W tym, że pierwsza pojawia się monografia Porozumienia Centrum zawiera się jakaś sprawiedliwość dziejowa. Nie żeby PC było partią sympatyczną, bo nigdy się taką nie stało. Utrwalił się raczej wizerunek “mężczyzn spoconych w pogoni za władzą”, jak to środowisko określił przed laty Andrzej Celiński. Jednak właśnie powołanie Porozumienia Centrum 12 maja 1990 r. zapoczątkowało rozwój systemu partyjnego w Polsce. Unia Demokratyczna powstała dopiero rok później. Oczywiście od 1979 r, działała Konfederacja Polski Niepodległej, była to jednak partia pokojowej walki o zmianę systemu i odzyskanie suwerenności, a jej celu nie stanowiło zdobycie władzy, której nigdy nie posiadła.

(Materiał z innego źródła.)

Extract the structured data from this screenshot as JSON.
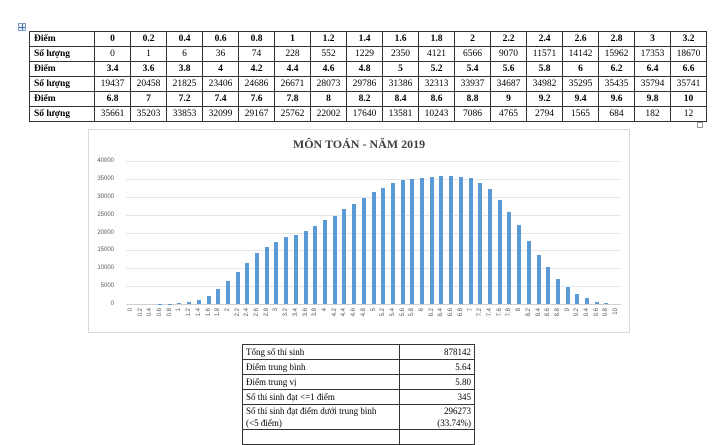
{
  "score_table": {
    "row_label_score": "Điểm",
    "row_label_count": "Số lượng",
    "blocks": [
      {
        "scores": [
          "0",
          "0.2",
          "0.4",
          "0.6",
          "0.8",
          "1",
          "1.2",
          "1.4",
          "1.6",
          "1.8",
          "2",
          "2.2",
          "2.4",
          "2.6",
          "2.8",
          "3",
          "3.2"
        ],
        "counts": [
          "0",
          "1",
          "6",
          "36",
          "74",
          "228",
          "552",
          "1229",
          "2350",
          "4121",
          "6566",
          "9070",
          "11571",
          "14142",
          "15962",
          "17353",
          "18670"
        ]
      },
      {
        "scores": [
          "3.4",
          "3.6",
          "3.8",
          "4",
          "4.2",
          "4.4",
          "4.6",
          "4.8",
          "5",
          "5.2",
          "5.4",
          "5.6",
          "5.8",
          "6",
          "6.2",
          "6.4",
          "6.6"
        ],
        "counts": [
          "19437",
          "20458",
          "21825",
          "23406",
          "24686",
          "26671",
          "28073",
          "29786",
          "31386",
          "32313",
          "33937",
          "34687",
          "34982",
          "35295",
          "35435",
          "35794",
          "35741"
        ]
      },
      {
        "scores": [
          "6.8",
          "7",
          "7.2",
          "7.4",
          "7.6",
          "7.8",
          "8",
          "8.2",
          "8.4",
          "8.6",
          "8.8",
          "9",
          "9.2",
          "9.4",
          "9.6",
          "9.8",
          "10"
        ],
        "counts": [
          "35661",
          "35203",
          "33853",
          "32099",
          "29167",
          "25762",
          "22002",
          "17640",
          "13581",
          "10243",
          "7086",
          "4765",
          "2794",
          "1565",
          "684",
          "182",
          "12"
        ]
      }
    ]
  },
  "chart_data": {
    "type": "bar",
    "title": "MÔN TOÁN - NĂM 2019",
    "xlabel": "",
    "ylabel": "",
    "ylim": [
      0,
      40000
    ],
    "yticks": [
      0,
      5000,
      10000,
      15000,
      20000,
      25000,
      30000,
      35000,
      40000
    ],
    "grid": true,
    "legend": "none",
    "bar_color": "#5b9bd5",
    "categories": [
      "0",
      "0.2",
      "0.4",
      "0.6",
      "0.8",
      "1",
      "1.2",
      "1.4",
      "1.6",
      "1.8",
      "2",
      "2.2",
      "2.4",
      "2.6",
      "2.8",
      "3",
      "3.2",
      "3.4",
      "3.6",
      "3.8",
      "4",
      "4.2",
      "4.4",
      "4.6",
      "4.8",
      "5",
      "5.2",
      "5.4",
      "5.6",
      "5.8",
      "6",
      "6.2",
      "6.4",
      "6.6",
      "6.8",
      "7",
      "7.2",
      "7.4",
      "7.6",
      "7.8",
      "8",
      "8.2",
      "8.4",
      "8.6",
      "8.8",
      "9",
      "9.2",
      "9.4",
      "9.6",
      "9.8",
      "10"
    ],
    "values": [
      0,
      1,
      6,
      36,
      74,
      228,
      552,
      1229,
      2350,
      4121,
      6566,
      9070,
      11571,
      14142,
      15962,
      17353,
      18670,
      19437,
      20458,
      21825,
      23406,
      24686,
      26671,
      28073,
      29786,
      31386,
      32313,
      33937,
      34687,
      34982,
      35295,
      35435,
      35794,
      35741,
      35661,
      35203,
      33853,
      32099,
      29167,
      25762,
      22002,
      17640,
      13581,
      10243,
      7086,
      4765,
      2794,
      1565,
      684,
      182,
      12
    ]
  },
  "stats_table": {
    "rows": [
      {
        "label": "Tổng số thí sinh",
        "value": "878142"
      },
      {
        "label": "Điểm trung bình",
        "value": "5.64"
      },
      {
        "label": "Điểm trung vị",
        "value": "5.80"
      },
      {
        "label": "Số thí sinh đạt <=1 điểm",
        "value": "345"
      },
      {
        "label": "Số thí sinh đạt điểm dưới trung bình",
        "label2": "(<5 điểm)",
        "value": "296273",
        "value2": "(33.74%)"
      }
    ]
  }
}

Intencja założycieli PC była zacna – przełamanie monopolu środowisk, zmierzających do płynnego przekształcenia zwycięskiej w wyborach z 4 czerwca 1989 r. Solidarności w partię polityczną o socjaldemokratycznym profilu. Służyły temu przygotowujące planowaną przez Bronisława Geremka operację konferencje dotyczące “Etosu Solidarności”. Założyciel PC Jarosław Kaczyński odpowiedział na nie konferencjami antykorupcyjnymi. Po tym jak odbyła się jedna, musiał pomysł zarzucić, bo rychło jego własnemu środowisku wyciągnięto aferę “Telegrafu”. Miało powstać pismo o tym tytule. Nie ukazał się nawet jeden numer. Ale pieniądze rozpłynęły się bez śladu.

W takim klimacie dzieliła się i pączkowała polska scena polityczna. 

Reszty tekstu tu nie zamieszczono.